The new framework and study findings propose a new perspective for the understanding of how to decouple sustainability shifts from ecological catastrophes under a changing climate and human behavior, said Ge Yingchun, a NIEER researcher.
Coactions of subtle climatic variations and mounting anthropogenic interference on the water-food-ecosystem-economy nexus create a new challenge in ensuring the security of water, food, and ecosystems in most endorheic regions.
Ge joined hands with researchers from Chinese and overseas institutions and proposed the integrated framework as a synthetic assessment of the impacts of multiple driving and telecoupling factors on the water-food-ecosystem-economy nexus under a changing climate.

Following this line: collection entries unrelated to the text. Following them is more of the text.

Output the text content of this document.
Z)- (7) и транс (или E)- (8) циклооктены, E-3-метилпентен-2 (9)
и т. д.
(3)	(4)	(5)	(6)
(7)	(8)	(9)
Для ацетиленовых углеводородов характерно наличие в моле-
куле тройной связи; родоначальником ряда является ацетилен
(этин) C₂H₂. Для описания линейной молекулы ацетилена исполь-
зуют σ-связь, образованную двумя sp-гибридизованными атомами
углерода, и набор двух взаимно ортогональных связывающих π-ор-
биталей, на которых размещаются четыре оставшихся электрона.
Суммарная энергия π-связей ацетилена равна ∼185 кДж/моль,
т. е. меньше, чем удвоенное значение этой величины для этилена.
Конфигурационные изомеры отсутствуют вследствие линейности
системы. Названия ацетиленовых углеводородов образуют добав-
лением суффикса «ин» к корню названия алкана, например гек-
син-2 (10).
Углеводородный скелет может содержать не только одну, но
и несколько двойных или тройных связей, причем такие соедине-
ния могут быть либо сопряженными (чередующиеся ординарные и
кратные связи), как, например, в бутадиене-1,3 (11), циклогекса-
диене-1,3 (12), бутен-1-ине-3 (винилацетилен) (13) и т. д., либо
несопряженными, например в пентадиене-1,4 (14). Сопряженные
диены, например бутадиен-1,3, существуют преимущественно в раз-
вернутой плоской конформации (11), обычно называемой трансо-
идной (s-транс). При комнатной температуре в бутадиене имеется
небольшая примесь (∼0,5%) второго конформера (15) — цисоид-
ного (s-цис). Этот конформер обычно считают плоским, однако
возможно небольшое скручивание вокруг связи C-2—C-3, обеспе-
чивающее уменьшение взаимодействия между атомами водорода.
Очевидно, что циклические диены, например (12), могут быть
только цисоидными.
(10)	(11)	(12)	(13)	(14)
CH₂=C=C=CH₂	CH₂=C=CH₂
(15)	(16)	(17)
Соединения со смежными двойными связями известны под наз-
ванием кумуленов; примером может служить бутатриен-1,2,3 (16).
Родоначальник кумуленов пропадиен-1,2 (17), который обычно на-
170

The framework includes external factors such as temperature and precipitation, and internal factors such as technological level, population growth rate, urbanization rate, and ecological water flow.
The researchers' quantitative analysis shows that the coaction of these factors on a complex human-environment system dominates sustainability in endorheic regions.
The study results have been published in the journal Science Bulletin.